The Ivory Tower のNewport

お茶の水女子大学名誉教授 海老根静江

 

1916年Henry Jamesが亡くなった時、二つの未完の小説、The Sense of the Past と The Ivory Tower が残された。予定のほぼ三分の一の完成を見た『象牙の塔』の舞台は若き日の記憶からすっかり姿を変えたNewportである。長い不在の後に再訪したジェイムズの目に「小さな、何も持たない、開いた手」が突然無理やりに金を握らされている(The American Scene)と映ったニューポートは、1871年のスケッチや短編に描かれ、1910年の兄Williamの死直後から着手された自伝のNotes of a Son and Brother においてはMinny Templeの追憶とも重ねられたひなびた趣のあるニューポートから一変し、鉄道王Vanderbilt一族の二つの大邸宅をはじめ途方もない富を顕示する建造物が幾つも存在する土地になっていた。

夏目漱石の『明暗』にも似てジェイムズの新たな展開を予感させながら肝心の部分まで辿りついていないような『象牙の塔』を論じるのは難しい。The Golden Bowl のAdam Ververの背後にある富の力についてジェイムズが踏み込んだ考察を実行しようとしたと感じさせる作品であり、未完であることに「喪失感を覚える」(Alan Hollinghurst)のであるが、ヒロインRosanna Gawが最終的に意味するに至るものはわからず、『象牙の塔』のキャビネットというシンボル、そこに隠された書類の謎についての手掛かりは与えられない。
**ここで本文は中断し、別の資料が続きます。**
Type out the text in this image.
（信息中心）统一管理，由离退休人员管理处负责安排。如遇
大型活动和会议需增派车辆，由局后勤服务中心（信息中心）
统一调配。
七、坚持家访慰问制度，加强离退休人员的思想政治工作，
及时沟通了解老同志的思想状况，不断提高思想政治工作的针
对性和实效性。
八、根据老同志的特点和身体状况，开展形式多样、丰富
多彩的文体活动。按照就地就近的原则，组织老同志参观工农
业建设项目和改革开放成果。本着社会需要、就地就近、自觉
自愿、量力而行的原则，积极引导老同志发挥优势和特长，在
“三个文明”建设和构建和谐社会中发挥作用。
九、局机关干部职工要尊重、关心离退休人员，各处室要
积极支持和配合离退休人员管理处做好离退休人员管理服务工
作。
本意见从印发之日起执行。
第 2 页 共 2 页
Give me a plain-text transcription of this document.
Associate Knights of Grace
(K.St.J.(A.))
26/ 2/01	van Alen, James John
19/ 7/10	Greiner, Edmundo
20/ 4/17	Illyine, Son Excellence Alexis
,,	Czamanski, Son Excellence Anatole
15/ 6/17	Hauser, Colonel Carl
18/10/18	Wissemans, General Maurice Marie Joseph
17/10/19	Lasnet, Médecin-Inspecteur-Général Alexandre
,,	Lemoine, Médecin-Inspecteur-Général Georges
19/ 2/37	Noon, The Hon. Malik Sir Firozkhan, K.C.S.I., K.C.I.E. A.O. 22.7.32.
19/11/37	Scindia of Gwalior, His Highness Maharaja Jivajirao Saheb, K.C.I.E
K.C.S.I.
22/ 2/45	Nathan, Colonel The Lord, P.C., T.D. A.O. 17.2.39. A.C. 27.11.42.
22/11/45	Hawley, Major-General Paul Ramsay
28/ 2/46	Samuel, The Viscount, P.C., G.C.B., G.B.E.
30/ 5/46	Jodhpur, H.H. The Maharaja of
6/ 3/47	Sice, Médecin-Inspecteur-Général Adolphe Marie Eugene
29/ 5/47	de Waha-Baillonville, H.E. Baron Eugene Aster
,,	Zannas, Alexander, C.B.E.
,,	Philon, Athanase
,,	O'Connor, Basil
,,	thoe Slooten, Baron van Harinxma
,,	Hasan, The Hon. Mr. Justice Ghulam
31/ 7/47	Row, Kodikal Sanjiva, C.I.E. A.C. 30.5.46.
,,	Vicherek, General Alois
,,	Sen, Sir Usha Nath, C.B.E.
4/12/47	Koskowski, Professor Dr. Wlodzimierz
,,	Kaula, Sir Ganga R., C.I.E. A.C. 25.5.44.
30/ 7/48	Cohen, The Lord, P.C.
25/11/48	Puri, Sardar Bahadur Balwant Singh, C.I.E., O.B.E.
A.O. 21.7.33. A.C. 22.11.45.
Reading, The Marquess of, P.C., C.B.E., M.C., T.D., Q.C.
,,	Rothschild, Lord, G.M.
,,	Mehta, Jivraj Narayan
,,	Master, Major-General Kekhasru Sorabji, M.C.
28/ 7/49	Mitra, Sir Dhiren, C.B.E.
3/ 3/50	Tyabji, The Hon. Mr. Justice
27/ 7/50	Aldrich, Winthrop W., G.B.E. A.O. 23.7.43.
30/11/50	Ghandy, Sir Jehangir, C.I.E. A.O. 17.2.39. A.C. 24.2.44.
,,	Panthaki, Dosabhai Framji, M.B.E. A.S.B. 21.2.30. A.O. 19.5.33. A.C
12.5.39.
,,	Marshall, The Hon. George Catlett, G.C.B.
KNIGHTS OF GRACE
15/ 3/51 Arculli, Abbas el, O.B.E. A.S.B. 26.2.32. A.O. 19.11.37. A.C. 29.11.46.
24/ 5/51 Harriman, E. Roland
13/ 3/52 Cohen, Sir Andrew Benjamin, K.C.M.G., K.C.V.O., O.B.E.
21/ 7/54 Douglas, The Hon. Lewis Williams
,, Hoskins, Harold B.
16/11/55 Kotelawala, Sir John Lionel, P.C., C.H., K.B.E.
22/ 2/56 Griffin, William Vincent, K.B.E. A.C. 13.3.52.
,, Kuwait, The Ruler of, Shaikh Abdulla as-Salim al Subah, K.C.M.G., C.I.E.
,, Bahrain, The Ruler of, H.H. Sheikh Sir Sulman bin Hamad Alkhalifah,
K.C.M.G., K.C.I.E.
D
主人公Graham Fiedler、DaveyとGussyのBradham夫妻、陰謀的なHorton VintとCissy Foyのカップルのおりなす関係、予定されていたニューヨークとレノックスという二つの土地が果たしてどんな形で生かされたのか、結局そもそも完成の可能性がなく、或いはひょっとして手ひどいアンティクライマックスが待っていたのかもしれないなどと考える読者は、10章中の第4章に入ってすぐにセンテンスの途中で置き去りにされるのである。

それでもこの作品にはジェイムズが19世紀とともに20世紀の作家であり、モダニズム文学とはまた違ったものを目指していたことを示している。「金」の力への新たな洞察という視点と作品の舞台であるニューポートの意味について、ジェイムズによる二種類の覚え書を資料とし、バルザックとゾラの金融小説も視野に入れて論じてみたい。